Modern silicon wafers are huge:  300 millimeters, or about 1 foot in diameter.  That's far larger than the 4-inch diameter that was common in 1980-2, when I worked at Intel.   Wafers can have a problem, referred to as "potato-chipping".  https://semiaccurate.com/2015/05/18/disco-makes-hexagonal-non-regular-chips-possible/      

It's difficult to lithograph semiconductor patterns on a wafer if this potato-chipping occurs.  So, the wafer must be physically thicker than they might otherwise like.  But when the lithographic and other steps are completed, the chips might be far thicker than they'd like to package,  Generally, the solution is called "back-grinding", and involves simply grinding the back side of the wafer to whatever thickness they actually want the chips to be.  Then, they plate on a thin layer of metal, designed to allow the chips to be soldered/brazed to a metal plate, and dice the thinned chips and bond them to a metal backing.
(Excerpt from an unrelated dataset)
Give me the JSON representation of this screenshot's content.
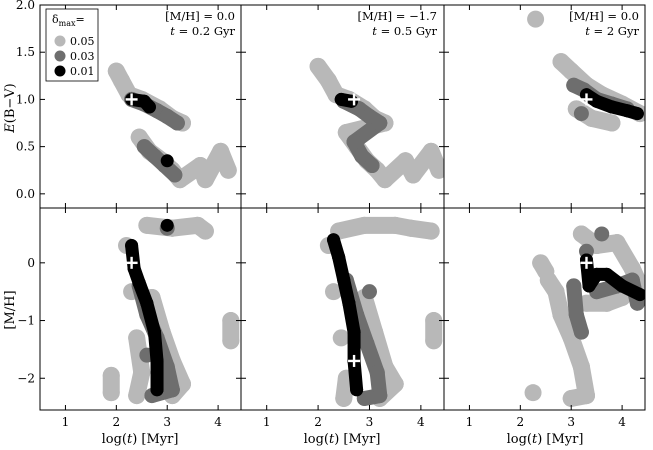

However, none of this explains the statement below that the chip's 'thin-ness' somehow reduces security.  

              Jim Bell


On Sunday, October 6, 2019, 11:03:45 AM PDT, jim bell <jdb10987@yahoo.com> wrote:


I don't know what they mean by "thin".  The article says:


"As CPUs are being made with thinner materials, this is creating attack vectors for side-channel attacks, according to a report from Semiconductor Engineering this week. The noise and electromagnetic radiation emitted by the thinner chips has become increasingly easier to observe by attackers, allowing for better penetration from methods used to steal chips' encryption keys and IP."

"The report cites U.S. Department of Defense agency DARPA, Synopsys (which makes tools for silicon chip design, verification and more), Ansys (which makes engineering simulation software), Siemens and more. It details how semiconductors are becoming more vulnerable to security threats with "each new process node," thanks to thinner dies and insulation layers."


This simply doesn't make sense to me.  The chips themselves aren't doing much radiating of an rf signal, the wires connecting them to the rest of the world are guilty of that.

             Jim Bell



On Sunday, October 6, 2019, 09:20:49 AM PDT, Steven Schear <schear.steve@gmail.com> wrote:


When it comes to semiconductors perhaps thin should not be "in".

On Sun, Oct 6, 2019, 5:13 AM jim bell <jdb10987@yahoo.com> wrote:
Tom's Hardware: As CPU Materials Get Thinner, Security Risks Grow - Report.